Pellego hocha la tête :
— Ouais. Mais depuis cette affaire, je suppose qu’ils vont se faire rares. Tu sais ce que c’est, chacun ménage ses arrières.
Elle ricana :
— On tient à sa petite carrière.
Pellego hocha tristement la tête.
— Comment faire autrement ? Il y a ce que ressentent les gars, mais d’un autre côté il y a les familles. Par les temps qui courent, ce n’est pas le moment de perdre son job.
Mary relativisa :
— à moins de faire une énorme bourde, il est bien difficile de perdre son job quand on est fonctionnaire.
Pellego en convint :
— C’est vrai, mais personne n’a envie d’être muté dans un quartier pourri ou dans un bled où il ne connaît personne.
Fortin, qui écoutait attentivement, n’avait desserré les dents que pour faire un sort aux huîtres. Lui qui ne craignait rien n’aurait pas voulu non plus se retrouver loin de ses racines.
Après réflexion, Mary ajouta :
— Voilà ce que je propose, Pellego. Tu vas t’enquérir discrètement de l’évolution de l’enquête et tu me tiendras au courant.
— Ouais, dit Pellego plein d’enthousiasme. Et après ?
— Après, après… dit-elle, agacée. Après on verra. Tu sais ce que c’est une enquête, on ne peut pas préjuger de ce qu’on va trouver.
Pellego soupira :
— Non, bien sûr !
Puis il consulta sa montre et s’écria :
— Oh là ! Faut pas que je traîne, je ne suis pas censé être venu en Bretagne ! Je suis de nuit et je prends à 21 heures.

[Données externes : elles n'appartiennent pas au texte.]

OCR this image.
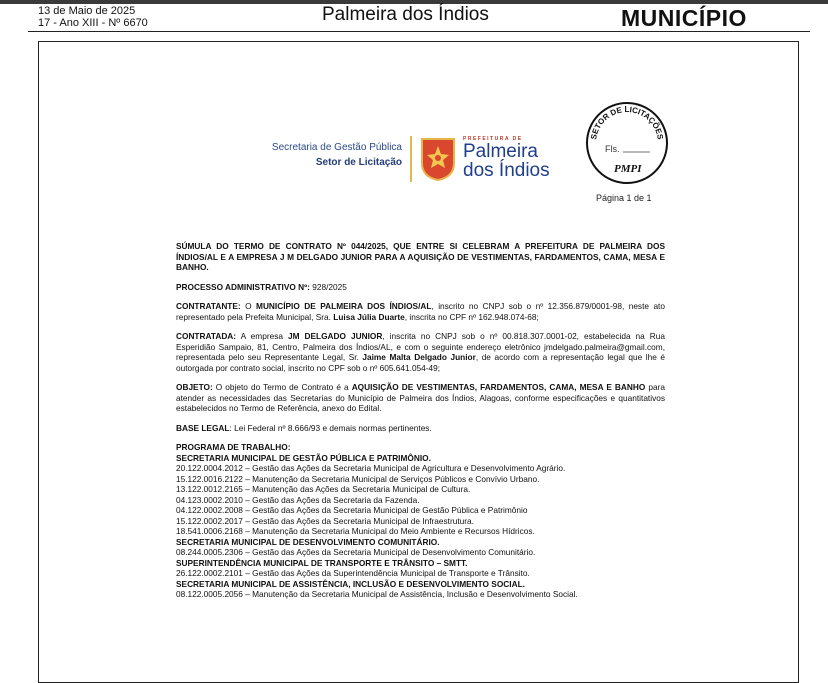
13 de Maio de 2025
17 - Ano XIII - Nº 6670	Palmeira dos Índios	MUNICÍPIO
Secretaria de Gestão Pública
Setor de Licitação
PREFEITURA DE
Palmeira
dos Índios
SETOR DE LICITAÇÕES
Fls.
PMPI
Página 1 de 1

SÚMULA DO TERMO DE CONTRATO Nº 044/2025, QUE ENTRE SI CELEBRAM A PREFEITURA DE PALMEIRA DOS ÍNDIOS/AL E A EMPRESA J M DELGADO JUNIOR PARA A AQUISIÇÃO DE VESTIMENTAS, FARDAMENTOS, CAMA, MESA E BANHO.

PROCESSO ADMINISTRATIVO Nº: 928/2025

CONTRATANTE: O MUNICÍPIO DE PALMEIRA DOS ÍNDIOS/AL, inscrito no CNPJ sob o nº 12.356.879/0001-98, neste ato representado pela Prefeita Municipal, Sra. Luisa Júlia Duarte, inscrita no CPF nº 162.948.074-68;

CONTRATADA: A empresa JM DELGADO JUNIOR, inscrita no CNPJ sob o nº 00.818.307.0001-02, estabelecida na Rua Esperidião Sampaio, 81, Centro, Palmeira dos Índios/AL, e com o seguinte endereço eletrônico jmdelgado.palmeira@gmail.com, representada pelo seu Representante Legal, Sr. Jaime Malta Delgado Junior, de acordo com a representação legal que lhe é outorgada por contrato social, inscrito no CPF sob o nº 605.641.054-49;

OBJETO: O objeto do Termo de Contrato é a AQUISIÇÃO DE VESTIMENTAS, FARDAMENTOS, CAMA, MESA E BANHO para atender as necessidades das Secretarias do Município de Palmeira dos Índios, Alagoas, conforme especificações e quantitativos estabelecidos no Termo de Referência, anexo do Edital.

BASE LEGAL: Lei Federal nº 8.666/93 e demais normas pertinentes.

PROGRAMA DE TRABALHO:

SECRETARIA MUNICIPAL DE GESTÃO PÚBLICA E PATRIMÔNIO.

20.122.0004.2012 – Gestão das Ações da Secretaria Municipal de Agricultura e Desenvolvimento Agrário.

15.122.0016.2122 – Manutenção da Secretaria Municipal de Serviços Públicos e Convívio Urbano.

13.122.0012.2165 – Manutenção das Ações da Secretaria Municipal de Cultura.

04.123.0002.2010 – Gestão das Ações da Secretaria da Fazenda.

04.122.0002.2008 – Gestão das Ações da Secretaria Municipal de Gestão Pública e Patrimônio

15.122.0002.2017 – Gestão das Ações da Secretaria Municipal de Infraestrutura.

18.541.0006.2168 – Manutenção da Secretaria Municipal do Meio Ambiente e Recursos Hídricos.

SECRETARIA MUNICIPAL DE DESENVOLVIMENTO COMUNITÁRIO.

08.244.0005.2306 – Gestão das Ações da Secretaria Municipal de Desenvolvimento Comunitário.

SUPERINTENDÊNCIA MUNICIPAL DE TRANSPORTE E TRÂNSITO – SMTT.

26.122.0002.2101 – Gestão das Ações da Superintendência Municipal de Transporte e Trânsito.

SECRETARIA MUNICIPAL DE ASSISTÊNCIA, INCLUSÃO E DESENVOLVIMENTO SOCIAL.

08.122.0005.2056 – Manutenção da Secretaria Municipal de Assistência, Inclusão e Desenvolvimento Social.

— En effet, il est temps que tu files, alors ! Tâche de ne pas te faire gauler par les radars.
Pellego acquiesça :
— Vaudrait mieux, en effet. Un petit café, et je roule.

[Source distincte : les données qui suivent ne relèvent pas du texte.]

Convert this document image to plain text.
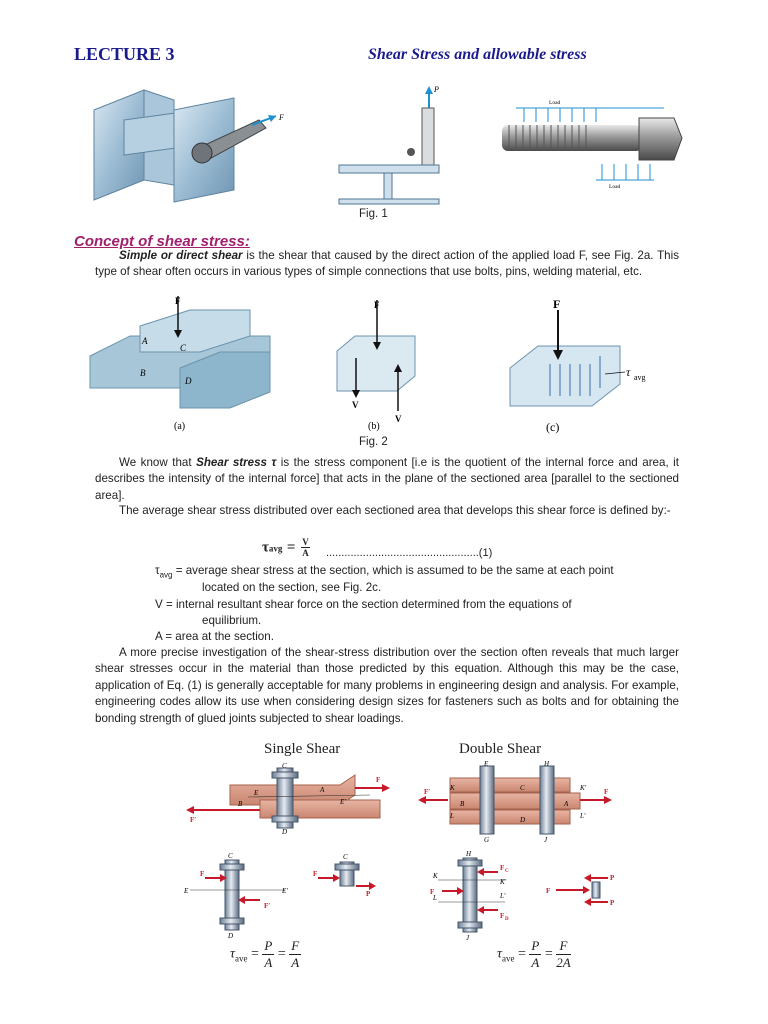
LECTURE 3	Shear Stress and allowable stress
F
P
Load
Load
Fig. 1
Concept of shear stress:
Simple or direct shear is the shear that caused by the direct action of the applied load F, see Fig. 2a. This type of shear often occurs in various types of simple connections that use bolts, pins, welding material, etc.
F
A
C
B
D
(a)
F
V
V
(b)
F
τ avg
(c)
Fig. 2
We know that Shear stress τ is the stress component [i.e is the quotient of the internal force and area, it describes the intensity of the internal force] that acts in the plane of the sectioned area [parallel to the sectioned area].
The average shear stress distributed over each sectioned area that develops this shear force is defined by:-
$\tau avg = \frac{V}{A} ..................................................(1)$
$\tau_{avg}$ = average shear stress at the section, which is assumed to be the same at each point
located on the section, see Fig. 2c.
V = internal resultant shear force on the section determined from the equations of
equilibrium.
A = area at the section.
A more precise investigation of the shear-stress distribution over the section often reveals that much larger shear stresses occur in the material than those predicted by this equation. Although this may be the case, application of Eq. (1) is generally acceptable for many problems in engineering design and analysis. For example, engineering codes allow its use when considering design sizes for fasteners such as bolts and for obtaining the bonding strength of glued joints subjected to shear loadings.
Single Shear	Double Shear
C
D
E
E′
A
B
F
F′
F′	F
E	H
C
D
B	A
K	K′
L	L′
G	J
C
D
E	E′
F
F′
C
F
P
H
J
K
L
K′
L′
F
F C
F D
F
P
P
$\tau_{ave} = \frac{P}{A} = \frac{F}{A}$	$\tau_{ave} = \frac{P}{A} = \frac{F}{2A}$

— Pour le côté pratique, suggéra Mary, tu ne penses pas qu’un coup de téléphone aurait pu t’épargner toute cette route ?
— Si, reconnut Pellego, mais ça aurait également pu m’attirer des montagnes d’emmerdements.
Elle s’étonna :
— Comment ça ?
— Je ne voudrais pas que ma hiérarchie apprenne que je mets le nez dans cette affaire.
— Et elle pourrait l’apprendre si tu me téléphonais ?

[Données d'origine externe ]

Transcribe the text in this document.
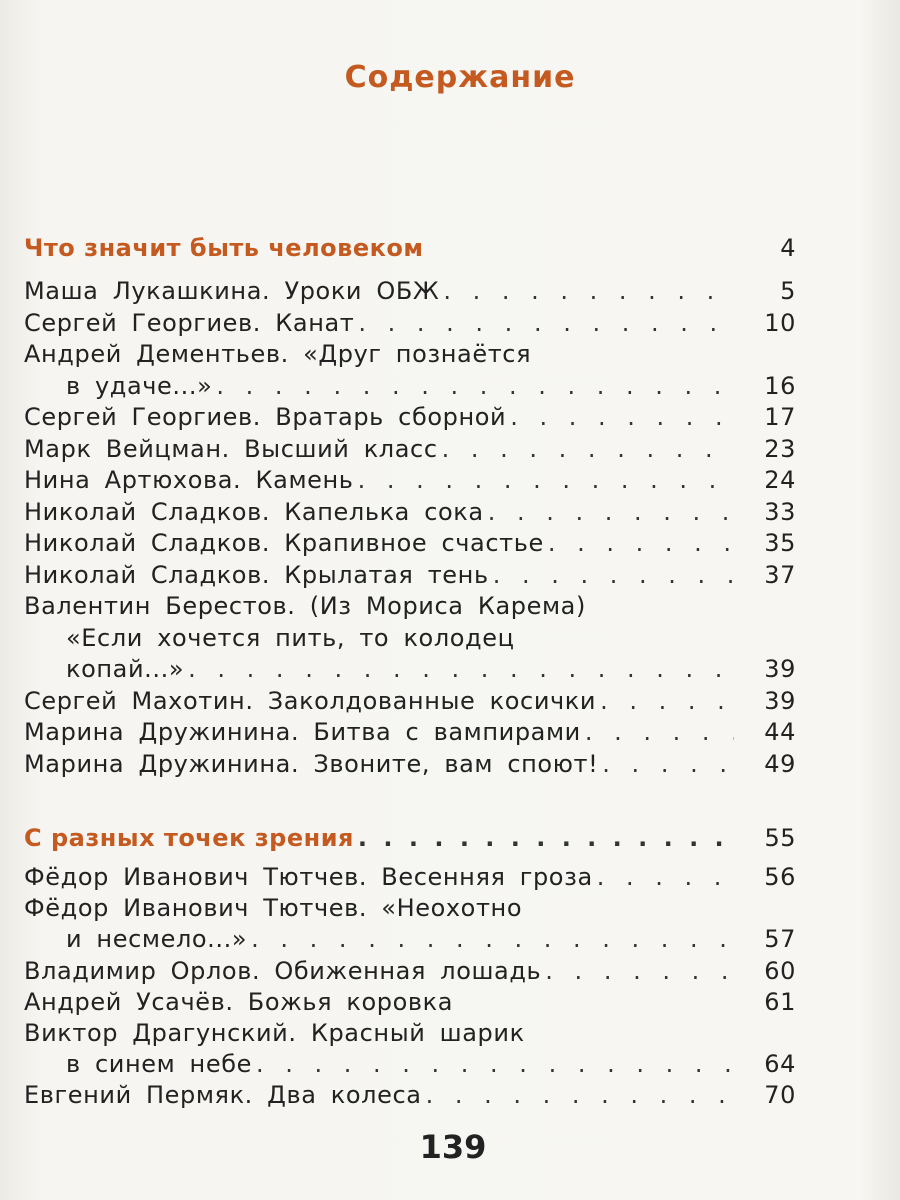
Содержание
Что значит быть человеком	4
Маша Лукашкина. Уроки ОБЖ . . .	5
Сергей Георгиев. Канат . . .	10
Андрей Дементьев. «Друг познаётся
в удаче...» . . .	16
Сергей Георгиев. Вратарь сборной . . .	17
Марк Вейцман. Высший класс . . .	23
Нина Артюхова. Камень . . .	24
Николай Сладков. Капелька сока . . .	33
Николай Сладков. Крапивное счастье . . .	35
Николай Сладков. Крылатая тень . . .	37
Валентин Берестов. (Из Мориса Карема)
«Если хочется пить, то колодец
копай...» . . .	39
Сергей Махотин. Заколдованные косички . . .	39
Марина Дружинина. Битва с вампирами . . .	44
Марина Дружинина. Звоните, вам споют! . . .	49
С разных точек зрения . . .	55
Фёдор Иванович Тютчев. Весенняя гроза . . .	56
Фёдор Иванович Тютчев. «Неохотно
и несмело...» . . .	57
Владимир Орлов. Обиженная лошадь . . .	60
Андрей Усачёв. Божья коровка	61
Виктор Драгунский. Красный шарик
в синем небе . . .	64
Евгений Пермяк. Два колеса . . .	70
139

Pellego hocha la tête affirmativement.
— Tu crois que tu es sur écoute ?
— Ce n’est pas exclu.
Il regarda fixement Mary et ajouta :
— C’est même plus que probable, et je ne dois pas être le seul…
— Tu pouvais m’appeler d’une cabine…
— Il n’y en a plus !
— D’un bistrot… On n’a pas encore mis tous les bistrots sur écoute, que je sache.
— Non, mais le téléphone du commandant Lester l’est peut-être.
Interloquée, Mary se mit à rire :
— Oh, oh ! tu ne serais pas un peu parano, Pellego ?
Pellego ricana amèrement :
— Parano ! C’est le mot qui gicle dès qu’on soulève certains problèmes. Vous êtes parano… vous avez le délire de la persécution…
Il regarda Mary :
— Je te paye mon billet qu’à l’heure qu’il est, tous les potes de Letanneur sont sur écoute.
— Peut-être, mais moi, petite fliquette du bout du monde, quel intérêt y a-t-il à me surveiller ?
Pellego ne répondit pas directement :
— Certains ne laissent rien au hasard, en particulier le numéro deux des stups’.
— Il fait bien, assura Mary. Et comment s’appelle cet honnête homme ?
Pellego regarda Mary dans les yeux et articula en détachant les syllabes :
— Mer-ca-dier… le commissaire Mercadier.
Content de son effet, il continuait de fixer Mary avec un demi-sourire :
— Ça te dit quelque chose, commandant Lester ?
5. Brigade de répression du banditisme.
6. Inspection générale de la Police nationale.